One important consideration is concerning vascular risk factors, as there were some differences in their prevalence on univariate analysis. In fact, the patients who did not die during the follow-up have a higher prevalence of some of these risk factors (diabetes, high blood pressure, and dyslipidemia) than those who have died. This is in line with some previous studies [20]. This may mean that the patients with a more rapid course have other strong factors driving the progression (possibly genetic), rather than a more multifactorial disease in the group of patients who did not die.

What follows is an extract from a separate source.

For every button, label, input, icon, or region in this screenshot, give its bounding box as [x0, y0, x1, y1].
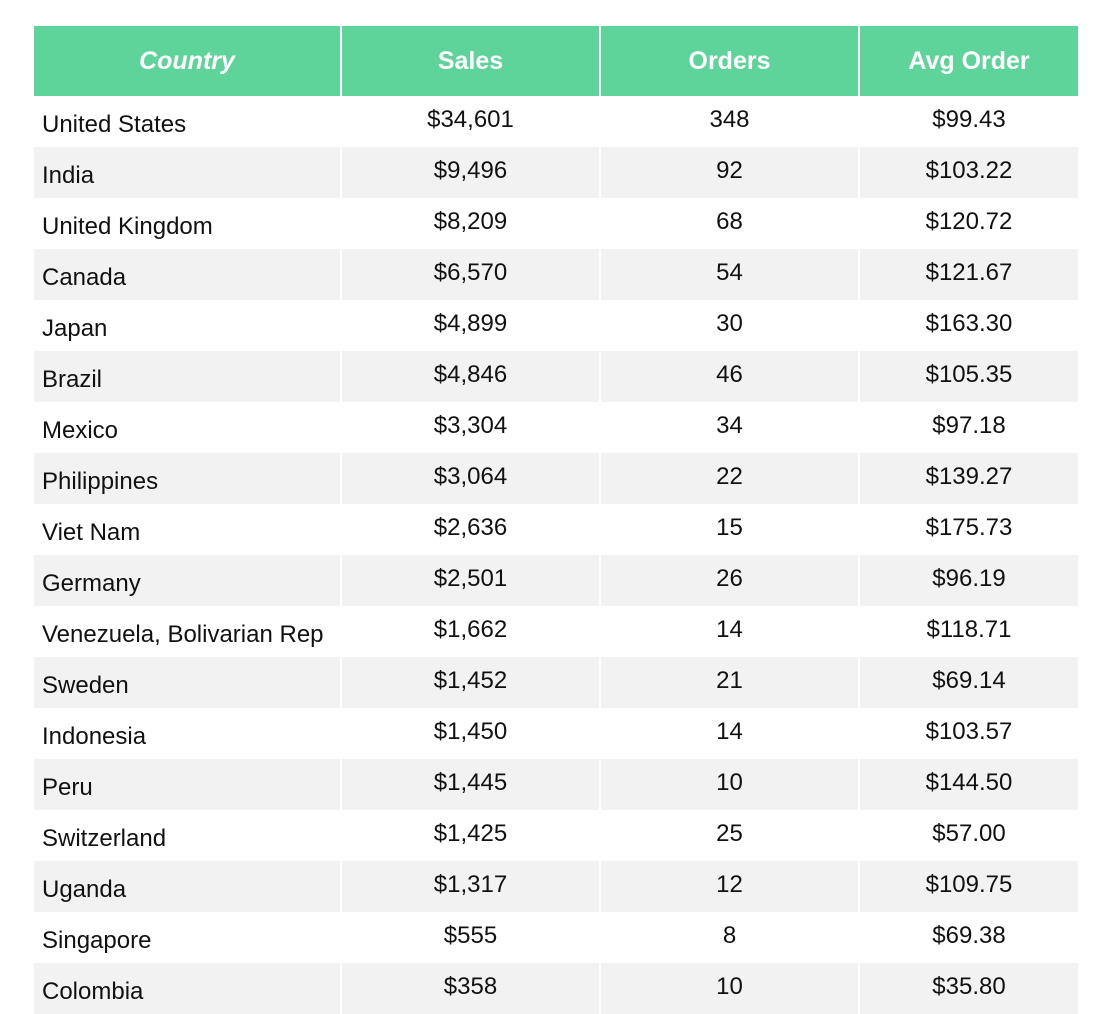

These results could also mean that some of the patients in the group of patients who did not die during follow-up may have vascular dementia rather than frontotemporal dementia, leading to a more slowly progressive disease.

The main limitation of our work is its retrospective nature, although the data were prospectively collected, the hypothesis may be biased. Additionally, we do not have pathological data, and, since frontotemporal dementia may be associated with different pathological patterns and deposition of different proteins, the association with CSF amyloid-beta1–42 may be true only for one of these pathologies. However, the hard endpoint that we have measured (progression), and the moderate size of the sample, support the generalizability of these results.

5. Conclusions

Our results suggest that CSF amyloid-beta1–42 may modulate mortality in frontotemporal dementia patients.